Desktop virtualization: More than a little interest
Like the idea, but what's the reality?
A point to note is that while view of ‘actual’ desktop virtualization deployment across different user categories overlaps with the above, as we see in the following figure it is within IT that it is more likely to be deployed.
When it comes to barriers to the adoption of virtual desktop solutions, the main factor appears to come down to ‘cost’ – which is interesting (as the implication is fewer are questioning the need). Close to the bottom of the list are challenges in the areas of skills, management solutions and the maturity of the solutions.

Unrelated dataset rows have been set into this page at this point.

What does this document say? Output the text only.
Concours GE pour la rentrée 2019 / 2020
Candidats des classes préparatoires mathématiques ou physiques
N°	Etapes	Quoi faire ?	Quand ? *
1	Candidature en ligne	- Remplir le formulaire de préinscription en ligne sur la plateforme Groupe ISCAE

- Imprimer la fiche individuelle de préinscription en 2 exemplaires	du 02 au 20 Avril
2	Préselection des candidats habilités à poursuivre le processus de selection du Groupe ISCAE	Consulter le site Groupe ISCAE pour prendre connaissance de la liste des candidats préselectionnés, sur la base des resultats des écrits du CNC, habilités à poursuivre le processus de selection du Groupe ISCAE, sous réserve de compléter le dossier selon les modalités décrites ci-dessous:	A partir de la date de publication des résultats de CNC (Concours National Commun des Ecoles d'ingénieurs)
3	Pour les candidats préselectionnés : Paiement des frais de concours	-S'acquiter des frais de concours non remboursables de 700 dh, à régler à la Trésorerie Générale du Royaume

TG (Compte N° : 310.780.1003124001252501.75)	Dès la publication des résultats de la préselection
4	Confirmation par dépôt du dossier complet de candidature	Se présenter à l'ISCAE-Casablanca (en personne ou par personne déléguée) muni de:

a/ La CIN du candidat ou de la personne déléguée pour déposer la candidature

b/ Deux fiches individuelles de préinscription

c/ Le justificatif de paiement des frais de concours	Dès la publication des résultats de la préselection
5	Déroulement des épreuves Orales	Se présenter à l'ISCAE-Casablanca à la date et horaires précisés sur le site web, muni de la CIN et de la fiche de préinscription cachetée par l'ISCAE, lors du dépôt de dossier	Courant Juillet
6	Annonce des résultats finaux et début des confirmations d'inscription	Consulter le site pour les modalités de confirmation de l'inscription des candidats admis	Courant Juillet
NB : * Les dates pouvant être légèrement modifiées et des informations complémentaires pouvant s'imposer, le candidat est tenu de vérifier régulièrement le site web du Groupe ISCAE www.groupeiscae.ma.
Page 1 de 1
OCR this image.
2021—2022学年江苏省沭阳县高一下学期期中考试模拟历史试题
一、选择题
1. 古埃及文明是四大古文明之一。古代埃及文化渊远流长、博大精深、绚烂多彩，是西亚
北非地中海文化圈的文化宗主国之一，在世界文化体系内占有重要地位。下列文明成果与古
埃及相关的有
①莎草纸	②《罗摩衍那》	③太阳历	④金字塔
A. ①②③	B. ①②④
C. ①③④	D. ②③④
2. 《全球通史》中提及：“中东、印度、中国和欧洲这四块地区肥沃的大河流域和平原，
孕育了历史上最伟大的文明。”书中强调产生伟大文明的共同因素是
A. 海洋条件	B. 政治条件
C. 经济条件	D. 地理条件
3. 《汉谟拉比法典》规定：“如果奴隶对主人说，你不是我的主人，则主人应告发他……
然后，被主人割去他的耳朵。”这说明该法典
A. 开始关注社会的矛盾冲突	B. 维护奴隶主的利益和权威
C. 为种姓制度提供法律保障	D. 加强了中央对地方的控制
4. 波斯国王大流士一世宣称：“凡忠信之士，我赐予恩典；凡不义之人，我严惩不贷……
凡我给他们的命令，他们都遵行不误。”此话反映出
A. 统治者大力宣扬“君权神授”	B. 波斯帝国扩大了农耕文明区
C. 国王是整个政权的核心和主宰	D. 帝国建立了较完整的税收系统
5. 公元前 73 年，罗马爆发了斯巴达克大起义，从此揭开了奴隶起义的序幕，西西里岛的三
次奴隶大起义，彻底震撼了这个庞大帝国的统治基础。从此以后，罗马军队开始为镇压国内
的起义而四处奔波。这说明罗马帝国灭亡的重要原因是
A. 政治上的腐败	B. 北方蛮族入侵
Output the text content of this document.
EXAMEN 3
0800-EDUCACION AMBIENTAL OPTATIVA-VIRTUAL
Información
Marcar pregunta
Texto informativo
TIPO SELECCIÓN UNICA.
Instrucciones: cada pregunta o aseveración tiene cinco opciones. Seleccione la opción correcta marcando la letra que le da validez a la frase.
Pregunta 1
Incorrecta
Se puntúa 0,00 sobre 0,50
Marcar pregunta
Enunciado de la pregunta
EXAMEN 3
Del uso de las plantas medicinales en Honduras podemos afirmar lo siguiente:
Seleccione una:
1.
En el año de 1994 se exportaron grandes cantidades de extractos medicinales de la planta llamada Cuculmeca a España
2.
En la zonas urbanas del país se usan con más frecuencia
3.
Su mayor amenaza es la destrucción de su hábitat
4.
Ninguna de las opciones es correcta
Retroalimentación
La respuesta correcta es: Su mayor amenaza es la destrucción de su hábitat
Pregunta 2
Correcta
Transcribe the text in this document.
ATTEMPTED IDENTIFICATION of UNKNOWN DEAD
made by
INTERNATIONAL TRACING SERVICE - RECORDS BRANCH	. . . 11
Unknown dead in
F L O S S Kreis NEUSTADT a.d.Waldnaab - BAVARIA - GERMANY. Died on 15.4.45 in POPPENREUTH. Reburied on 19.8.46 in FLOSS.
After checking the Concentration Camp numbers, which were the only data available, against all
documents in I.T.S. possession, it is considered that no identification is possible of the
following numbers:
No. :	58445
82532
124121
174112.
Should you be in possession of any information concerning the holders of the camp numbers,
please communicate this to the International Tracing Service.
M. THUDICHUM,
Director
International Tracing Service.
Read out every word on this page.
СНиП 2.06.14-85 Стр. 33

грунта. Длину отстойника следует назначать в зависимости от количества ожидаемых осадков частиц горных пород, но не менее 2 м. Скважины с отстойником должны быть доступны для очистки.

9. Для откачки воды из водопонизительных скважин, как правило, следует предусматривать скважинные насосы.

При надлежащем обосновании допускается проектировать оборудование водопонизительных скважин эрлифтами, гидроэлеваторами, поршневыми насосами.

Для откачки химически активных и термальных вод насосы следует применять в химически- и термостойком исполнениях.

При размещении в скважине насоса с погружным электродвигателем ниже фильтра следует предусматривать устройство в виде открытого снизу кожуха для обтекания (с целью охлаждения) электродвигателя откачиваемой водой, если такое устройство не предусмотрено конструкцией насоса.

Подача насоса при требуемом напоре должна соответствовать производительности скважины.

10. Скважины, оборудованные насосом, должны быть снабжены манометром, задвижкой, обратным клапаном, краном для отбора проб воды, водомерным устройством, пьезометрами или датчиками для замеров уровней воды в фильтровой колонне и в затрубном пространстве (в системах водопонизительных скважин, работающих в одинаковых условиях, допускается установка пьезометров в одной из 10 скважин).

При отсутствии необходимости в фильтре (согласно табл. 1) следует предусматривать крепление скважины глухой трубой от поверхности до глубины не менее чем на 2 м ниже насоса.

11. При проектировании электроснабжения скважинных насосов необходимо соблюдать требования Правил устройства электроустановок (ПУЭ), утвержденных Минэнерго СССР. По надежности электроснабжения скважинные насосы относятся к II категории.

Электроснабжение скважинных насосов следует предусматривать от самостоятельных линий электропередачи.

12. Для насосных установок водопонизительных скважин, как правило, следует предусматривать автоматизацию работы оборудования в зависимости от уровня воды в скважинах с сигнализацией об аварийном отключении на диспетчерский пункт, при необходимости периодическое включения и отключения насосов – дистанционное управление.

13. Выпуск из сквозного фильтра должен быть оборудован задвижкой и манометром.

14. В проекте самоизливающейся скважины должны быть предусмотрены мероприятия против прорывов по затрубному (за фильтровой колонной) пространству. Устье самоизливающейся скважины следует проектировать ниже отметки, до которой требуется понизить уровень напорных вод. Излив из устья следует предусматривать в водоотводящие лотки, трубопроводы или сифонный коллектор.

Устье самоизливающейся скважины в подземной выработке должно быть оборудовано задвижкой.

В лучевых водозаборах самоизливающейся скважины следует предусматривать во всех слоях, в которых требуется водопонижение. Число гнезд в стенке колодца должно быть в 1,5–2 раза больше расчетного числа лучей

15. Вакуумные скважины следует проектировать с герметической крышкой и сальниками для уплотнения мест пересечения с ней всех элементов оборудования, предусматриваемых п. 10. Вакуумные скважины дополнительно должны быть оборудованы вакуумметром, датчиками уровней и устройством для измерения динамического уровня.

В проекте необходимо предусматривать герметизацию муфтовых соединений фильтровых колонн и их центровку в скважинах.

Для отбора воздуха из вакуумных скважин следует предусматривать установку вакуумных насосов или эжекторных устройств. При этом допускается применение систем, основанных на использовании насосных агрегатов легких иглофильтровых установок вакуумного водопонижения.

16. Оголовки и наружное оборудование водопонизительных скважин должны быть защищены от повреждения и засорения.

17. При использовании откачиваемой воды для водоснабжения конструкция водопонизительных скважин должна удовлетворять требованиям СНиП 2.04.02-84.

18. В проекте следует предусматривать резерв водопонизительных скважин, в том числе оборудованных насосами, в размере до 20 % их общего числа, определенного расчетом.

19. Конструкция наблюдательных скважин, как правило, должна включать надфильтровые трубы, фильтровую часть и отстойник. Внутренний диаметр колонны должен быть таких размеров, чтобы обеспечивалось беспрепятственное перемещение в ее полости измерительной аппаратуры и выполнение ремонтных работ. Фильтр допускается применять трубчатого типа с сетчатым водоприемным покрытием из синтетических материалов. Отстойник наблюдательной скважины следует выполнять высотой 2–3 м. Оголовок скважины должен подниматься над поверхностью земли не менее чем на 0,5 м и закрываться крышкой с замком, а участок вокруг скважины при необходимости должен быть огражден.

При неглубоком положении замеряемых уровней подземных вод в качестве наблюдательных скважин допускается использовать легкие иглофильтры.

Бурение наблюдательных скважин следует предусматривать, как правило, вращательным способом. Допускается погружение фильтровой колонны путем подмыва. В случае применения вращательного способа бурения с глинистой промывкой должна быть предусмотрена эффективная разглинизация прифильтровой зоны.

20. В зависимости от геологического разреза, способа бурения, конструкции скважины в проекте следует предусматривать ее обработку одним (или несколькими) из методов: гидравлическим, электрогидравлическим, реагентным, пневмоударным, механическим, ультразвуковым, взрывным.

The low profile of management challenges is interesting when looked at in the light of research we have carried out that identifies the daily management of virtualised x86 servers to be a matter of concern, and we have little doubt that this will become a bigger concern as time rolls forward.
When it comes to the benefits of using Desktop Virtualization solutions, we find increased flexibility and greater security are perceived to be the most likely to be attained. Better cost profiles, happier IT support staff and lower administrative overheads are great net positives for the IT department, but with what impact?
It appears that this doesn’t equate to happier and more productive users and business managers. Or is it a case of ‘no less happy’? Most organisations would be happy with a ‘didn’t notice the difference’, we suspect.
All in all it is clear that desktop virtualization (or at least many of the variations on the theme) remains in its youth. In terms of benefits and potential inhibitors it is fascinating to learn from the experience of those that took part in the survey. Their perceptions differ fairly widely from those being actively marketed by the vendor community, which is worrisome – for the vendors at least.